Additional AFM data.

(A-C) (i) Atomic force microscopy images taken in liquid from a big area showing the sample heterogeneity overview with various peptidoglycan fragments of the following samples: (A) WT, (B) virRmut, (C), virRmut-C. (ii) Atomic force microscopy images zoom in one individual peptidoglycan fragment corresponding to one cell from different samples: (A) WT, (B) virRmut showing the background (Backg.), the external surface (Ext) the internal (Int), (C), virRmut-C, white square showing the size of the zoom images shown in Figure 5 from the external surface of the cells. (D) Curve of grey points showing 255 slices of one AFM image taken using a FIJI macro, in the x axis and the total number of pores in the y axis, the red line is a Gaussian fitted to the curve and the maximum of the Gaussian is marked with a dash red line showing slice 140 in this example corresponding to the slice of the image with the maximum number of pores. (E) Binary slice number 140 from the original AFM image showing the pores in white and the material represented in black. (F) The pores from ‘E’ were analyzed using the FIJI macros where each pore area was measured and plotted in the x axis against the cumulative fraction of total pore area in the y axis as shown in the curve by blue dots. The red dot marks the most likely pore area which corresponds to the half of the cumulative fraction of the total pore area, this area was then used to obtain the pore diameter of the image. The same was repeated with the n = 8 images for each sample to compose the graphs ‘D’ and ‘E’ from Figure 7.
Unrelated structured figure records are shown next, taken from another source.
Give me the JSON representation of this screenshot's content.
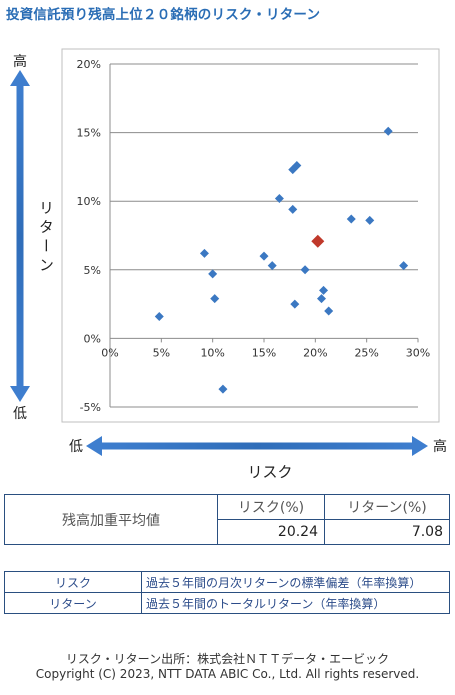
{
  "title": "投資信託預り残高上位２０銘柄のリスク・リターン",
  "y_axis_word": "リターン",
  "y_high": "高",
  "y_low": "低",
  "x_axis_word": "リスク",
  "x_low": "低",
  "x_high": "高",
  "chart_data": {
    "type": "scatter",
    "x_ticks": [
      "0%",
      "5%",
      "10%",
      "15%",
      "20%",
      "25%",
      "30%"
    ],
    "y_ticks": [
      "20%",
      "15%",
      "10%",
      "5%",
      "0%",
      "-5%"
    ],
    "xlim": [
      0,
      30
    ],
    "ylim": [
      -5,
      20
    ],
    "grid": "horizontal",
    "series": [
      {
        "color": "#3b78c2",
        "points": [
          {
            "x": 4.8,
            "y": 1.6
          },
          {
            "x": 9.2,
            "y": 6.2
          },
          {
            "x": 10.0,
            "y": 4.7
          },
          {
            "x": 10.2,
            "y": 2.9
          },
          {
            "x": 11.0,
            "y": -3.7
          },
          {
            "x": 15.0,
            "y": 6.0
          },
          {
            "x": 15.8,
            "y": 5.3
          },
          {
            "x": 16.5,
            "y": 10.2
          },
          {
            "x": 17.8,
            "y": 9.4
          },
          {
            "x": 17.8,
            "y": 12.3
          },
          {
            "x": 18.2,
            "y": 12.6
          },
          {
            "x": 18.0,
            "y": 2.5
          },
          {
            "x": 19.0,
            "y": 5.0
          },
          {
            "x": 20.6,
            "y": 2.9
          },
          {
            "x": 20.8,
            "y": 3.5
          },
          {
            "x": 21.3,
            "y": 2.0
          },
          {
            "x": 23.5,
            "y": 8.7
          },
          {
            "x": 25.3,
            "y": 8.6
          },
          {
            "x": 27.1,
            "y": 15.1
          },
          {
            "x": 28.6,
            "y": 5.3
          }
        ]
      },
      {
        "color": "#c0392b",
        "points": [
          {
            "x": 20.24,
            "y": 7.08
          }
        ]
      }
    ]
  },
  "summary": {
    "row_label": "残高加重平均値",
    "risk_header": "リスク(%)",
    "return_header": "リターン(%)",
    "risk_value": "20.24",
    "return_value": "7.08"
  },
  "definitions": [
    {
      "term": "リスク",
      "desc": "過去５年間の月次リターンの標準偏差（年率換算）"
    },
    {
      "term": "リターン",
      "desc": "過去５年間のトータルリターン（年率換算）"
    }
  ],
  "footer": {
    "source": "リスク・リターン出所：株式会社ＮＴＴデータ・エービック",
    "copyright": "Copyright (C)  2023, NTT DATA ABIC Co., Ltd. All rights reserved."
  }
}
Sensitivity to lysozyme of virRmut.

(A) Analysis of the minimum inhibitory concentration (MIC) of lysozyme of the indicated strains by the resazurin method. (B) Growth of WT and virRmut treated with 0 or 50 µg/ml lysozyme (Lys). Data represents the mean ± SEM of three independent cultures.

Localization of VirR by fluorescence microscopy.

Fluorescence images of a Mtb strain expressing Venus-tagged VirR.

Split-GFP strategy.

(A) Upper panel. Scheme of the plasmid used to test VirR interactions in vivo. Lower panel. Scheme of the potential molecular interaction between VirR and Lcp1 using split-GFP. (B) Gating strategy to analyze split-GFP flow cytometry data. Bacteria were first sorted based on size (FSC) and structure (SSC) to exclude debris (1). Then, aggregates were excluded based on FSC and SSC width (W) and eighth (H) (2,3). GFP signal was then analyzed vs. SSC (4) or mCherry, when relevant (5).